2.2 Fach Katechetik/Religionspädagogik und Religionsdidaktik

Gegenstand der Katechetik/Religionspädagogik sind implizit wie explizit religiös-weltan­schauliche Bildungsprozesse. Im Fokus stehen die sozialen, psychologischen und pädago­gischen Bedingungen dieser Bildungsprozesse sowie deren konkret ausgebildete Praxen.

Das Verständnis der Innsbrucker Katechetik/Religionspädagogik ist von einer erweiterten, aus der weltkirchlichen Perspektive gewonnenen Sicht von Katechetik geprägt. Das Spezifikum dieses Verständnisses von Katechetik und Religionspädagogik besteht in der theologischen Perspektive auf Bildungsprozesse.

Die Methodologie der Innsbrucker Katechetik/Religionspädagogik widerspiegelt diese theologische Perspektive. Sie wurzelt in der Themenzentrierten Interaktion nach Ruth C. Cohn und der Kommunikativen Theologie. Dementsprechend geht es dabei um die korrelative Vernetzung von Leben und Erfahrungen der Menschen von heute mit der „geronnenen Erfahrung“ der biblischen Zeugnisse in lebendiger Vermittlung sowie im Dialog mit anderen religiösen Traditionen.

Durch die wechselseitig-kritische Vernetzung zeigen sich lebensfördernde und lebensfeindliche Tendenzen von Bildungsprozessen.

Das Erforschen und Erlernen einer theologischen Hermeneutik von Bildungsprozessen, in der auch die Aufmerksamkeit auf Differenz und Konflikt wesentlich ist, sind Ziel der katechetisch-religionspädagogischen Ausbildung.

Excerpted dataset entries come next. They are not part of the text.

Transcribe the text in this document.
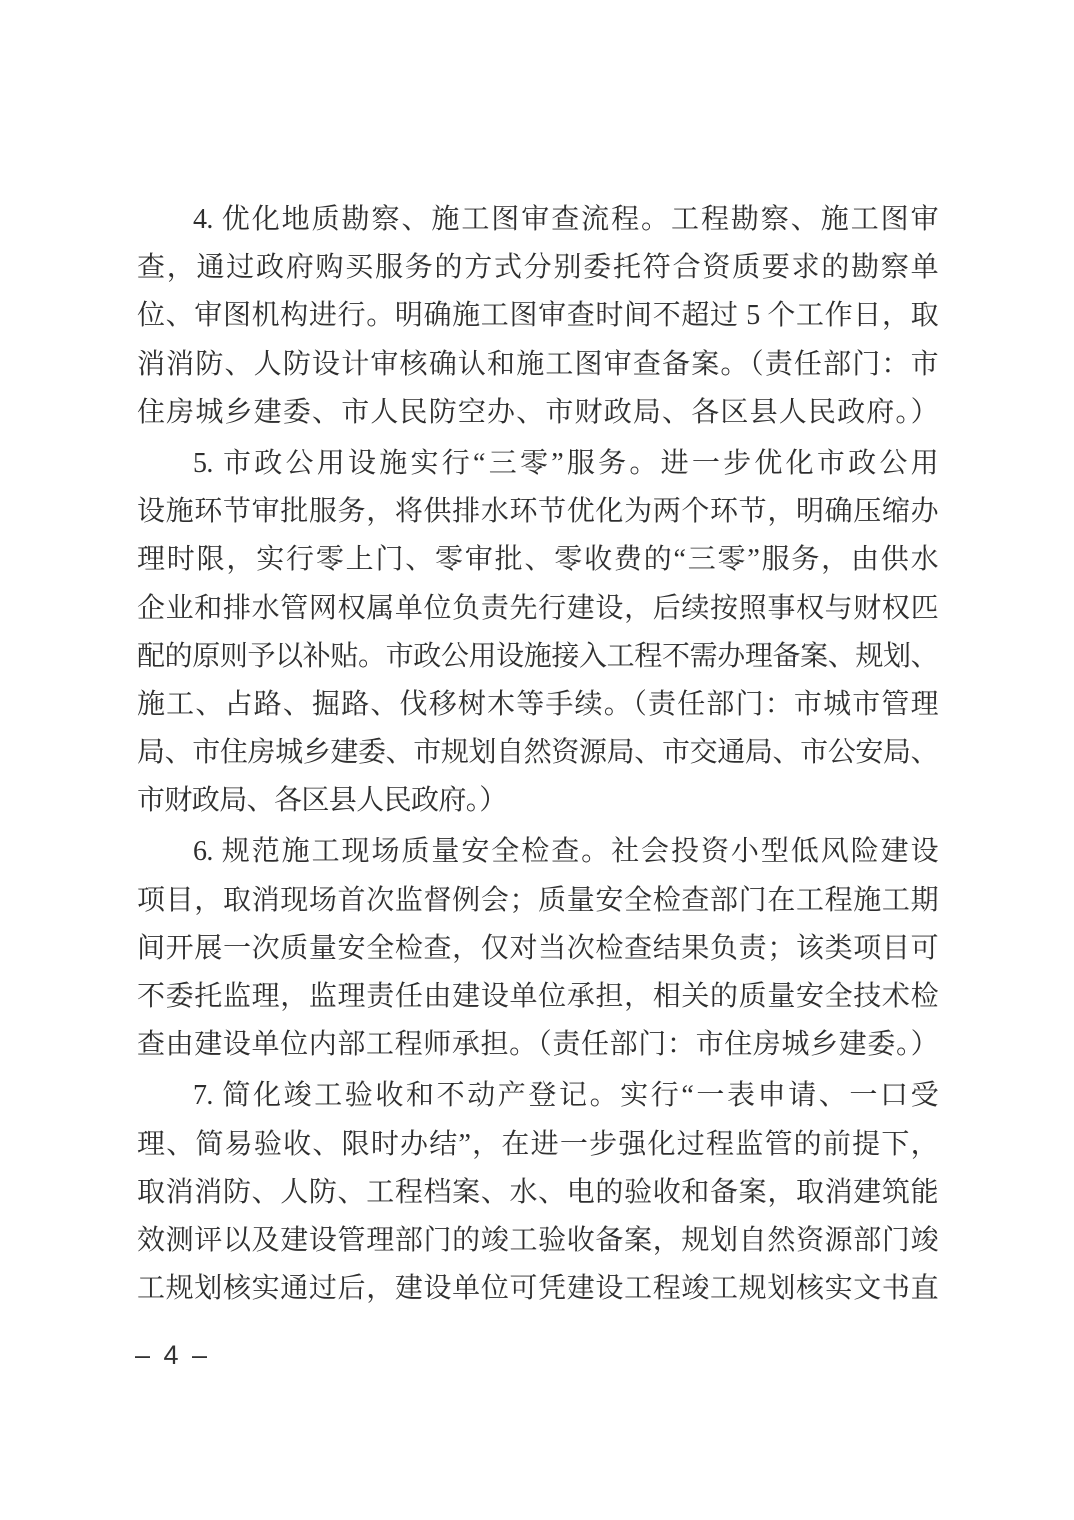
4. 优化地质勘察、施工图审查流程。工程勘察、施工图审
查，通过政府购买服务的方式分别委托符合资质要求的勘察单
位、审图机构进行。明确施工图审查时间不超过 5 个工作日，取
消消防、人防设计审核确认和施工图审查备案。（责任部门：市
住房城乡建委、市人民防空办、市财政局、各区县人民政府。）

5. 市政公用设施实行“三零”服务。进一步优化市政公用
设施环节审批服务，将供排水环节优化为两个环节，明确压缩办
理时限，实行零上门、零审批、零收费的“三零”服务，由供水
企业和排水管网权属单位负责先行建设，后续按照事权与财权匹
配的原则予以补贴。市政公用设施接入工程不需办理备案、规划、
施工、占路、掘路、伐移树木等手续。（责任部门：市城市管理
局、市住房城乡建委、市规划自然资源局、市交通局、市公安局、
市财政局、各区县人民政府。）

6. 规范施工现场质量安全检查。社会投资小型低风险建设
项目，取消现场首次监督例会；质量安全检查部门在工程施工期
间开展一次质量安全检查，仅对当次检查结果负责；该类项目可
不委托监理，监理责任由建设单位承担，相关的质量安全技术检
查由建设单位内部工程师承担。（责任部门：市住房城乡建委。）

7. 简化竣工验收和不动产登记。实行“一表申请、一口受
理、简易验收、限时办结”，在进一步强化过程监管的前提下，
取消消防、人防、工程档案、水、电的验收和备案，取消建筑能
效测评以及建设管理部门的竣工验收备案，规划自然资源部门竣
工规划核实通过后，建设单位可凭建设工程竣工规划核实文书直

– 4 –
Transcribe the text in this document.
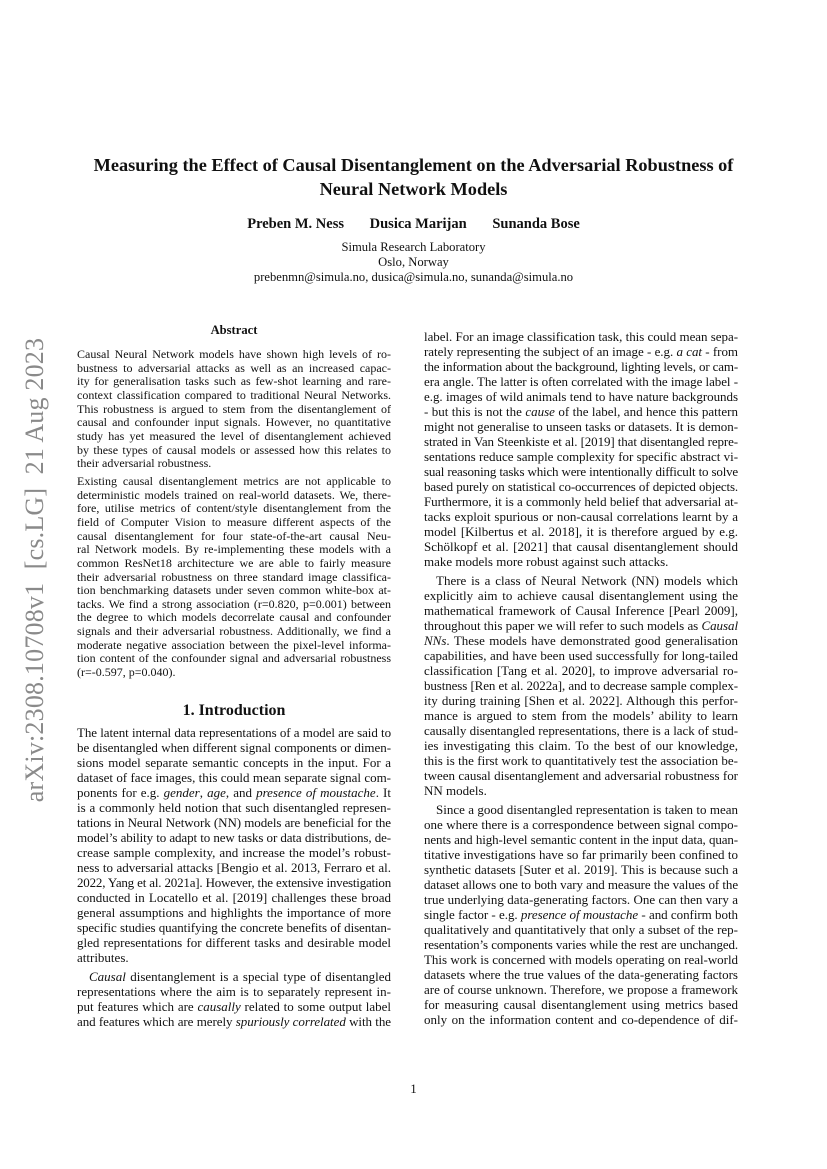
arXiv:2308.10708v1  [cs.LG]  21 Aug 2023
Measuring the Effect of Causal Disentanglement on the Adversarial Robustness of
Neural Network Models
Preben M. Ness Dusica Marijan Sunanda Bose
Simula Research Laboratory
Oslo, Norway
prebenmn@simula.no, dusica@simula.no, sunanda@simula.no
Abstract
Causal Neural Network models have shown high levels of ro-
bustness to adversarial attacks as well as an increased capac-
ity for generalisation tasks such as few-shot learning and rare-
context classification compared to traditional Neural Networks.
This robustness is argued to stem from the disentanglement of
causal and confounder input signals. However, no quantitative
study has yet measured the level of disentanglement achieved
by these types of causal models or assessed how this relates to
their adversarial robustness.
Existing causal disentanglement metrics are not applicable to
deterministic models trained on real-world datasets. We, there-
fore, utilise metrics of content/style disentanglement from the
field of Computer Vision to measure different aspects of the
causal disentanglement for four state-of-the-art causal Neu-
ral Network models. By re-implementing these models with a
common ResNet18 architecture we are able to fairly measure
their adversarial robustness on three standard image classifica-
tion benchmarking datasets under seven common white-box at-
tacks. We find a strong association (r=0.820, p=0.001) between
the degree to which models decorrelate causal and confounder
signals and their adversarial robustness. Additionally, we find a
moderate negative association between the pixel-level informa-
tion content of the confounder signal and adversarial robustness
(r=-0.597, p=0.040).
1. Introduction
The latent internal data representations of a model are said to
be disentangled when different signal components or dimen-
sions model separate semantic concepts in the input. For a
dataset of face images, this could mean separate signal com-
ponents for e.g. gender, age, and presence of moustache. It
is a commonly held notion that such disentangled represen-
tations in Neural Network (NN) models are beneficial for the
model’s ability to adapt to new tasks or data distributions, de-
crease sample complexity, and increase the model’s robust-
ness to adversarial attacks [Bengio et al. 2013, Ferraro et al.
2022, Yang et al. 2021a]. However, the extensive investigation
conducted in Locatello et al. [2019] challenges these broad
general assumptions and highlights the importance of more
specific studies quantifying the concrete benefits of disentan-
gled representations for different tasks and desirable model
attributes.
Causal disentanglement is a special type of disentangled
representations where the aim is to separately represent in-
put features which are causally related to some output label
and features which are merely spuriously correlated with the
label. For an image classification task, this could mean sepa-
rately representing the subject of an image - e.g. a cat - from
the information about the background, lighting levels, or cam-
era angle. The latter is often correlated with the image label -
e.g. images of wild animals tend to have nature backgrounds
- but this is not the cause of the label, and hence this pattern
might not generalise to unseen tasks or datasets. It is demon-
strated in Van Steenkiste et al. [2019] that disentangled repre-
sentations reduce sample complexity for specific abstract vi-
sual reasoning tasks which were intentionally difficult to solve
based purely on statistical co-occurrences of depicted objects.
Furthermore, it is a commonly held belief that adversarial at-
tacks exploit spurious or non-causal correlations learnt by a
model [Kilbertus et al. 2018], it is therefore argued by e.g.
Schölkopf et al. [2021] that causal disentanglement should
make models more robust against such attacks.
There is a class of Neural Network (NN) models which
explicitly aim to achieve causal disentanglement using the
mathematical framework of Causal Inference [Pearl 2009],
throughout this paper we will refer to such models as Causal
NNs. These models have demonstrated good generalisation
capabilities, and have been used successfully for long-tailed
classification [Tang et al. 2020], to improve adversarial ro-
bustness [Ren et al. 2022a], and to decrease sample complex-
ity during training [Shen et al. 2022]. Although this perfor-
mance is argued to stem from the models’ ability to learn
causally disentangled representations, there is a lack of stud-
ies investigating this claim. To the best of our knowledge,
this is the first work to quantitatively test the association be-
tween causal disentanglement and adversarial robustness for
NN models.
Since a good disentangled representation is taken to mean
one where there is a correspondence between signal compo-
nents and high-level semantic content in the input data, quan-
titative investigations have so far primarily been confined to
synthetic datasets [Suter et al. 2019]. This is because such a
dataset allows one to both vary and measure the values of the
true underlying data-generating factors. One can then vary a
single factor - e.g. presence of moustache - and confirm both
qualitatively and quantitatively that only a subset of the rep-
resentation’s components varies while the rest are unchanged.
This work is concerned with models operating on real-world
datasets where the true values of the data-generating factors
are of course unknown. Therefore, we propose a framework
for measuring causal disentanglement using metrics based
only on the information content and co-dependence of dif-
1
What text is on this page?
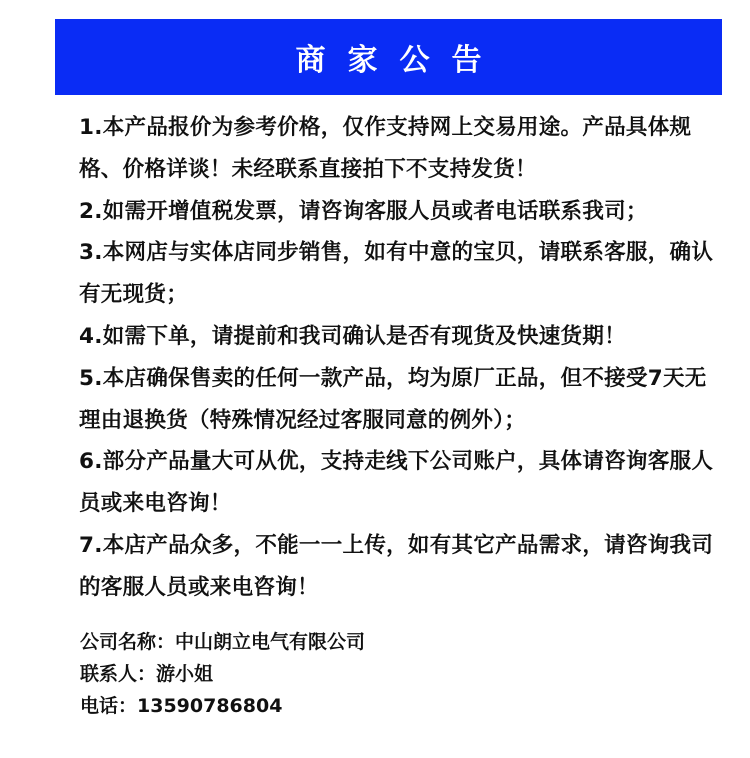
商家公告

1.本产品报价为参考价格，仅作支持网上交易用途。产品具体规格、价格详谈！未经联系直接拍下不支持发货！

2.如需开增值税发票，请咨询客服人员或者电话联系我司；

3.本网店与实体店同步销售，如有中意的宝贝，请联系客服，确认有无现货；

4.如需下单，请提前和我司确认是否有现货及快速货期！

5.本店确保售卖的任何一款产品，均为原厂正品，但不接受7天无理由退换货（特殊情况经过客服同意的例外）；

6.部分产品量大可从优，支持走线下公司账户，具体请咨询客服人员或来电咨询！

7.本店产品众多，不能一一上传，如有其它产品需求，请咨询我司的客服人员或来电咨询！

公司名称：中山朗立电气有限公司
联系人：游小姐
电话：13590786804
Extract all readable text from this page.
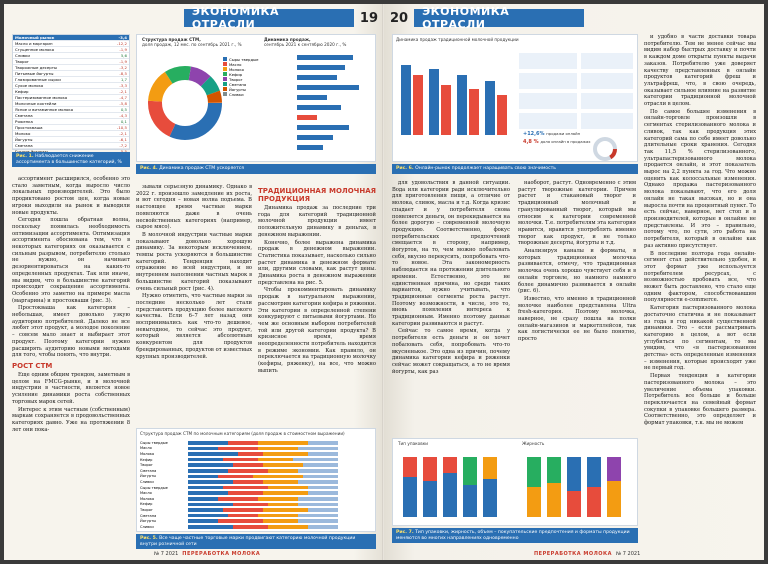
ЭКОНОМИКА ОТРАСЛИ	19
Молочный рынок	-3,4
Масло и маргарин	-12,2
Сгущенное молоко	-1,9
Сливки	5,6
Творог	-1,9
Творожные десерты	-3,2
Питьевые йогурты	-8,5
Глазированные сырки	1,7
Сухое молоко	-3,3
Кефир	-2,1
Пастеризованное молоко	-4,7
Молочные коктейли	-5,8
Ясное и витаминное молоко	0,5
Сметана	-4,3
Ряженка	0,1
Простокваша	-10,5
Молоко	-2,1
Йогурты	-6,1
Сметана	-7,2

Рис. 1. Наблюдается снижение ассортимента в большинстве категорий, %
Структура продаж СТМ,
доля продаж, 12 мес. по сентябрь 2021 г., %
Динамика продаж,
сентябрь 2021 к сентябрю 2020 г., %
Сыры твердые
Масло
Молоко
Кефир
Творог
Сметана
Йогурты
Сливки
Рис. 4. Динамика продаж СТМ ускоряется

ассортимент расширился, особенно это стало заметным, когда выросло число локальных производителей. Это было продиктовано ростом цен, когда новые игроки выходили на рынок и выводили новые продукты.

Сегодня пошла обратная волна, поскольку появилась необходимость оптимизации ассортимента. Оптимизация ассортимента обоснована тем, что в некоторых категориях он оказывается с сильным разрывом, потребителю столько не нужно, он начинает дезориентироваться на каких-то определенных продуктах. Так или иначе, мы видим, что в большинстве категорий происходит сокращение ассортимента. Особенно это заметно на примере масла (маргарина) и простокваши (рис. 3).

Простокваша как категория – небольшая, имеет довольно узкую аудиторию потребителей. Далеко не все любят этот продукт, а молодое поколение – совсем мало знает и выбирает этот продукт. Поэтому категории нужно расширять аудиторию новыми методами для того, чтобы понять, что внутри.

РОСТ СТМ

Еще одним общим трендом, заметным в целом на FMCG-рынке, и в молочной индустрии в частности, является новое усиление динамики роста собственных торговых марок сетей.

Интерес к этим частным (собственным) маркам сохраняется в продовольственных категориях давно. Уже на протяжении 8 лет они пока-

зывали серьезную динамику. Однако в 2022 г. произошло замедление их роста, и вот сегодня – новая волна подъема. В настоящее время частные марки появляются даже в очень несвойственных категориях (например, сырое мясо).

В молочной индустрии частные марки показывают довольно хорошую динамику. За некоторым исключением, темпы роста ускоряются в большинстве категорий. Тенденция находит отражение во всей индустрии, и во внутреннем наполнении частных марок в большинстве категорий показывают очень сильный рост (рис. 4).

Нужно отметить, что частные марки за последние несколько лет стали представлять продукцию более высокого качества. Если 6–7 лет назад они воспринимались как что-то дешевое, невыгодное, то сейчас это продукт, который является абсолютным конкурентом для продуктов брендированных, продуктов от известных крупных производителей.

ТРАДИЦИОННАЯ МОЛОЧНАЯ ПРОДУКЦИЯ

Динамика продаж за последние три года для категорий традиционной молочной продукции имеет положительную динамику в деньгах, в денежном выражении.

Конечно, более выражена динамика продаж в денежном выражении. Статистика показывает, насколько сильно растет динамика в денежном формате или, другими словами, как растут цены. Динамика роста в денежном выражении представлена на рис. 5.

Чтобы прокомментировать динамику продаж в натуральном выражении, рассмотрим категории кефира и ряженки. Эти категории в определенной степени конкурируют с питьевыми йогуртами. Но чем же основным выбором потребителей той или другой категории продукта? В кризисное время, время неопределенности потребитель находится в режиме экономии. Как правило, он переключается на традиционную молочку (кефиры, ряженку), на все, что можно выпить

Структура продаж СТМ по молочным категориям (доля продаж в стоимостном выражении)
Сыры твердые
Масло
Молоко
Кефир
Творог
Сметана
Йогурты
Сливки
Сыры твердые
Масло
Молоко
Кефир
Творог
Сметана
Йогурты
Сливки
Рис. 5. Все чаще частные торговые марки продвигают категорию молочной продукции внутри розничной сети
№ 7 2021 ПЕРЕРАБОТКА МОЛОКА
20	ЭКОНОМИКА ОТРАСЛИ
Динамика продаж традиционной молочной продукции
+12,6% продажи онлайн
4,8 % доля онлайн в продажах
Рис. 6. Онлайн-рынок продолжает наращивать свою значимость

для удовольствия в данной ситуации. Вода или категории ради исключительно для приготовления пищи, а отличие от молока, сливок, масла и т.д. Когда кризис спадает и у потребителя снова появляется деньги, он перекидывается на более дорогую – современной молочную продукцию. Соответственно, фокус потребительских предпочтений смещается в сторону, например, йогуртов, на то, чем можно побаловать себя, вкусно перекусить, попробовать что-то новое. Эта закономерность наблюдается на протяжении длительного времени. Естественно, это не единственная причина, но среди таких вариантов, нужно учитывать, что традиционные сегменты роста растут. Поэтому возможности, в числе, это то, вновь появления интереса к традиционным. Именно поэтому данные категории развиваются и растут.

Сейчас то самое время, когда у потребителя есть деньги и он хочет побаловать себя, попробовать что-то вкусненькое. Это одна из причин, почему динамика категории кефира и ряженки сейчас может сокращаться, а то не время йогурты, как раз

наоборот, растут. Одновременно с этим растут творожные категории. Причем растет и стакановый творог и традиционный молочный и гранулированный творог, который мы относим к категории современной молочки. Т.е. потребителям эта категория нравится, нравится употреблять именно творог как продукт, и не только творожные десерты, йогурты и т.д.

Анализируя каналы и форматы, в которых традиционная молочка развивается, отмечу, что традиционная молочка очень хорошо чувствует себя и в онлайн торговле, но намного намного более динамично развивается в онлайн (рис. 6).

Известно, что именно в традиционной молочке наиболее представлена Ultra fresh-категория. Поэтому молочка, наверное, не сразу пошла на полки онлайн-магазинов и маркетплейсов, так как логистически ее не было понятно, просто

и удобно в части доставки товара потребителю. Тем не менее сейчас мы видим набор быстрых доставку и почти в каждом доме открыты пункты выдачи заказов. Потребителю уже доверяет качеству представленных в онлайн продуктов категорий фреш и ультрафреш, что, в свою очередь, оказывает сильное влияние на развитие категории традиционной молочной отрасли в целом.

По самое большее изменения в онлайн-торговле произошли в сегментах стерилизованного молока и сливок, так как продукция этих категорий сама по себе имеет довольно длительные сроки хранения. Сегодня так 11,5 % стерилизованного, ультрапастеризованного молока продается онлайн, и этот показатель вырос на 2,2 пункта за год. Что можно оценить как колоссальные изменения. Однако продажа пастеризованного молока показывают, что его доля онлайн не такая высокая, но и она выросла почти на процентный пункт. То есть сейчас, наверное, нет стоп и в производителей, которые в онлайне не представлены. И это – правильно, потому что, по сути, это работа на потребителя, который в онлайне как раз активно присутствует.

В последние полтора года онлайн-сегмент стал действительно удобен, и этот формат уже используется потребителем ресурсах, с возможностью пробовать все, что может быть доставлено, что стало еще одним фактором, способствовавшим популярности e-commerce.

Категория пастеризованного молока достаточно статична и не показывает из года в год никакой существенной динамики. Это – если рассматривать категорию в целом, а вот если углубиться по сегментам, то мы увидим, что «в пастеризованном детства» есть определенные изменения – изменения, которые происходят уже не первый год.

Первая тенденция в категории пастеризованного молока – это увеличение объема упаковки. Потребитель все больше и больше переключается на семейный формат сокупки в упаковке большего размера. Соответственно, это определяет и формат упаковки, т.к. мы не можем

Тип упаковки	Жирность
Рис. 7. Тип упаковки, жирность, объем – покупательские предпочтения и форматы продукции меняются во многих направлениях одновременно
ПЕРЕРАБОТКА МОЛОКА № 7 2021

Aktuellen Herausforderungen folgend, sind Kooperationen mit der Islamischen Religionspädagogik, die der Entwicklung interreligiöser Modelle und Methodologien in religionspädagogischen Handlungsfeldern dienen, ein Schwerpunkt der Innsbrucker Religionspädagogik.

 

2.2.1 Religions-/Fachdidaktik

Das Fach Religionsdidaktik hat intentionale religiöse Lehr- und Lernprozesse in Bildungsin­stitutionen zum Gegenstand. Der deutschsprachigen Situation entsprechend, spielt dabei die Fachdidaktik, der es um die Theologie und Didaktik des schulischen Religionsunterrichts geht, eine besondere Rolle. Angesichts einer religionspluralen Wirklichkeit, stellt die interreligiöse Zusammenarbeit mit der Islamischen Religionspädagogik in Forschung und Lehre eine zentrale Aufgabe dar. Darüber hinaus kommt insbesondere der Didaktik religiöser bzw. theologischer Erwachsenenbildung sowie der theologischen Wissenschaftsdidaktik eine spe­zielle Bedeutung zu.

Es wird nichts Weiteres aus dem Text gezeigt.